I started to come down on myself whenever I didn’t have the energy or stamina to have a meal ready, or the house wasn’t clean enough. I felt ashamed that my business did not earn enough to “pull my weight” (as if finances are the only way to contribute to a family and marriage) and questioned if I was a burden to my loved ones…and then the spiral began…how could someone love me if I’m a burden? If I’m not being excellent at everything I said I would, then I’m failing, I’m not holding up my end of the bargain! And once I was deep in the waters of depression, then came the “no one can love you being the mess that you are” “how could you possibly believe that you had anything worthwhile to offer as a business or even as a wife?” “No one cares to listen to you anyways!”

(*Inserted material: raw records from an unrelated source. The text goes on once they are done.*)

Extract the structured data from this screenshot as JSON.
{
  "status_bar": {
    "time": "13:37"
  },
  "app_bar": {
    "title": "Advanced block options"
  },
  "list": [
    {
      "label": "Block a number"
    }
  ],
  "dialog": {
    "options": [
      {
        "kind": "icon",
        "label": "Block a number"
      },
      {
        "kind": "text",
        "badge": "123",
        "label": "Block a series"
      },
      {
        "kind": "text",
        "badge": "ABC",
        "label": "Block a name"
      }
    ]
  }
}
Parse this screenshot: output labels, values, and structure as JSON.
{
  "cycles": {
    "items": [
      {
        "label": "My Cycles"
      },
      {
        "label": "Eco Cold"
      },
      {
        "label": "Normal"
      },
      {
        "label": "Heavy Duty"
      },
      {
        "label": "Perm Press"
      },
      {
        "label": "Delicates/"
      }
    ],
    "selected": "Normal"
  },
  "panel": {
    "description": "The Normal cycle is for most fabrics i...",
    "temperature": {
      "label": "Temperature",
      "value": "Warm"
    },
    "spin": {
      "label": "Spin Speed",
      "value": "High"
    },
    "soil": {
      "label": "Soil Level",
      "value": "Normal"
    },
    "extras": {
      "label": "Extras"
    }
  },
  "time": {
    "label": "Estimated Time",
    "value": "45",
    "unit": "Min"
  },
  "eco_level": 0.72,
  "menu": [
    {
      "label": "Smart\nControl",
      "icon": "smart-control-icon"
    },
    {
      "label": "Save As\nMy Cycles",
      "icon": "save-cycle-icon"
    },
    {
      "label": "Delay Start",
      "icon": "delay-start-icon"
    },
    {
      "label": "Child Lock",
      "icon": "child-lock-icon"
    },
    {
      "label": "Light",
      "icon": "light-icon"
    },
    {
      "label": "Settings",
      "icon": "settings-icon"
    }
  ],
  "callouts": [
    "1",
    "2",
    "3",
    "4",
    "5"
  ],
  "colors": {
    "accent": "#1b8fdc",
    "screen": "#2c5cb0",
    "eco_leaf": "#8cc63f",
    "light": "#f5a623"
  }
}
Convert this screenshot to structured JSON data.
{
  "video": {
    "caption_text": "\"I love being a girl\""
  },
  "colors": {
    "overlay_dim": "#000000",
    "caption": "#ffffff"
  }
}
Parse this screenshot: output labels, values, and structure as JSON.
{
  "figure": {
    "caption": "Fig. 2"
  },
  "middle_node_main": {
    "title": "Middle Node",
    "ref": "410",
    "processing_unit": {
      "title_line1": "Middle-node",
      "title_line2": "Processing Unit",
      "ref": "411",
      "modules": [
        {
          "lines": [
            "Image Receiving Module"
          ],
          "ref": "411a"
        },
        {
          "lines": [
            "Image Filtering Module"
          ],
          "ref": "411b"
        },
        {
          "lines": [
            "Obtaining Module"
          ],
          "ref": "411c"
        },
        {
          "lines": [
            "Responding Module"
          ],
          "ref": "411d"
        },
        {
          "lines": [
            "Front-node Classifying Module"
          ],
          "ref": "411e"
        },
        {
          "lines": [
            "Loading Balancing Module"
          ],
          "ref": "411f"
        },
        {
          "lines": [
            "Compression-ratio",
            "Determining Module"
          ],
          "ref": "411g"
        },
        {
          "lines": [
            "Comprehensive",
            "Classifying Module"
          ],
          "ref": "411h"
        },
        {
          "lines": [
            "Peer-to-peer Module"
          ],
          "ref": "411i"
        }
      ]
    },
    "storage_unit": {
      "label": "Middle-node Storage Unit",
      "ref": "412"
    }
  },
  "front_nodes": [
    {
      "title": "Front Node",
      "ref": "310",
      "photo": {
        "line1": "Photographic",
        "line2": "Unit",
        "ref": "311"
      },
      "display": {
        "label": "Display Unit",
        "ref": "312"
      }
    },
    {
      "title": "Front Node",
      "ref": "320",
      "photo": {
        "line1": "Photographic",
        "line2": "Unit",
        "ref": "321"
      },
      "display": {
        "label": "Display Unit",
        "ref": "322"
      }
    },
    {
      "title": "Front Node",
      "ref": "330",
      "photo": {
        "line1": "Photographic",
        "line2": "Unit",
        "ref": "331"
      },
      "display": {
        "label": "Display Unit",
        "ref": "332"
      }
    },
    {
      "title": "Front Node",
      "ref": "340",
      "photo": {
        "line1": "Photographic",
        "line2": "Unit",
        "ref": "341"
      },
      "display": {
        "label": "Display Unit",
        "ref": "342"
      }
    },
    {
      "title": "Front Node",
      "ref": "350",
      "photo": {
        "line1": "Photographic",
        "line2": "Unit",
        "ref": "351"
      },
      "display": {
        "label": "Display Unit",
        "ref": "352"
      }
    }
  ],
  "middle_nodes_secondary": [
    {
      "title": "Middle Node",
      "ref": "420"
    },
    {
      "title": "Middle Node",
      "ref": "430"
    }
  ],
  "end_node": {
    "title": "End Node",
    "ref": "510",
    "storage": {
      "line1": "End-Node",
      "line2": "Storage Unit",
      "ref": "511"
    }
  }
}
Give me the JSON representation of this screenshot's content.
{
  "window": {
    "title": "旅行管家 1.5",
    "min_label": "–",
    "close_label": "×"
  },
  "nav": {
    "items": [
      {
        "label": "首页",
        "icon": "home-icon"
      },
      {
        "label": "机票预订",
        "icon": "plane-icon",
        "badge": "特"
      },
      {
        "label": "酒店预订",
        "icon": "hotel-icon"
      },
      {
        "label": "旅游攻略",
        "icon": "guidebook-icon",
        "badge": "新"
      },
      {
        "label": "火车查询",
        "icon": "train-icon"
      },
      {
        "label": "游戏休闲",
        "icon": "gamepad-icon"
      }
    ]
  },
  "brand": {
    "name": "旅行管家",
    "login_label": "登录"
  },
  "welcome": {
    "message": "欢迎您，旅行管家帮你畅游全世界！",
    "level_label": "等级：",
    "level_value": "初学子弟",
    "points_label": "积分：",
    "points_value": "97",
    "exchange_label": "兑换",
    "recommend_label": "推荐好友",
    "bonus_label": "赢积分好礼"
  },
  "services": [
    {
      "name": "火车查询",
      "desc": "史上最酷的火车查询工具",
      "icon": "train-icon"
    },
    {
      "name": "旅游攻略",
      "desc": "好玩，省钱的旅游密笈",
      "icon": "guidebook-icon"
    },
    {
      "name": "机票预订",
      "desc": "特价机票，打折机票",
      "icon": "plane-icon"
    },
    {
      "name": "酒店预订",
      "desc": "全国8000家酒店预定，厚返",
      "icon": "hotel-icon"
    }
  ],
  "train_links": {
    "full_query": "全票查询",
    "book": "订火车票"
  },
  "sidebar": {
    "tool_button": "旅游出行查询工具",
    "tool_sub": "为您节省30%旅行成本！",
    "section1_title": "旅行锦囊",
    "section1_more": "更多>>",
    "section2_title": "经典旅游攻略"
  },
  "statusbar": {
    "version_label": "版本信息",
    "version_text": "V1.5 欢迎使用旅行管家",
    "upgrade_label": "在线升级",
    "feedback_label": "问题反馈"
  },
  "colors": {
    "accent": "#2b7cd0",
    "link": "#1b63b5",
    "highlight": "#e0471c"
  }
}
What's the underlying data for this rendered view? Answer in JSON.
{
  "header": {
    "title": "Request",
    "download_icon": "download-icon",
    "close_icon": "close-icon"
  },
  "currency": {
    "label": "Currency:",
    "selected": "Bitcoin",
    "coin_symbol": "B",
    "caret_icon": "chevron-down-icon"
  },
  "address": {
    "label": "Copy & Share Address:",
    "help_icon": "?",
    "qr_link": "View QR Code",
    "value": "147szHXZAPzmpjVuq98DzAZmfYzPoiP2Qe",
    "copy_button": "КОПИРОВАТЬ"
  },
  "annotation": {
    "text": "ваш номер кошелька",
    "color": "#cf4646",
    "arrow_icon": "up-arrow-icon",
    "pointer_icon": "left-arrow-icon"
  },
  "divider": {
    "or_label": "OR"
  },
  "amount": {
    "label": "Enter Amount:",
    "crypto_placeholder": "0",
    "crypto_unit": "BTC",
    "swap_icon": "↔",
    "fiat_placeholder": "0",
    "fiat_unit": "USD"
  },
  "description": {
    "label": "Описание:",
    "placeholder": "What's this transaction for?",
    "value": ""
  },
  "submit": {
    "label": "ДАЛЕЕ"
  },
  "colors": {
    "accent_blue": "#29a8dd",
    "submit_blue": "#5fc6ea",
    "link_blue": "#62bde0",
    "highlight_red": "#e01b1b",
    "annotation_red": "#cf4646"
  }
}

“You talk to yourself like you hate yourself!”

Ouch…it was true. I hated feeling the way I felt. Those well worn pathways in my brain somehow still seemed to revert to trying to kick myself into gear by shaming and guilting myself out of a funk...spoiler alert…it doesn’t work. While most of the time I’m acutely aware of my cognitive distortions at play, if I’m not vigilant they can resurface and undermine me. I have an A+ in catastrophizing.

To paraphrase Dr. Kristen Neff, the developer of Mindful Self-Compassion, there are two kinds of self-compassion. Fierce self-compassion - think of a mama bear protecting her cubs - except you yourself are the cub. People who are able to administer fierce self-compassion set boundaries. It sounds something like “thanks for thinking of me, but I need to stay home and rest tonight” or “I understand you are struggling, but I don’t have the time or emotional space to meet your needs right now” or even telling myself “get off your phone and get moving, you’ll feel better”. It’s taken me a lot of practice (I would still consider myself a recovering people pleaser), but I've gotten significantly better at administering fierce self-compassion.

Tender self-compassion on the other hand is a different story. Tender self-compassion requires holding and tending to yourself in the ways that you might a small child who is injured or upset. Using touch (a hand on the heart) and speaking soothing words to yourself. Sometimes I’m great at this. Often I tend to resort to trying to problem solve or convince myself that things are okay, rather than just being with the experience. Soften, Soothe, Allow. Tender self-compassion is the antidote to self-criticism and it’s a practice that I’m still cultivating.

nurture yourself

Times are still challenging. I have no clearer answers to the questions and uncertainties that were driving my anxiety before I fell into depression than I do now. Patience and self-compassion are key to navigating these challenging times and I’m learning to wait and see what unfolds. Until this storm passes, I will commit to spending each day in as meaningful a manner as possible, set daily attainable goals that will set me in the right direction, and practice sitting with myself as a true friend would and nurture myself instead of abandoning myself in my time of need. 

Today I didn’t say one unkind word to myself. Today I talked to myself like I love myself. That is success. That is improvement. That is mindfully stepping in the right direction.

While I wouldn’t say I’m on top of the world, I’d say I’m out of the woods, and I’m proud of myself for that.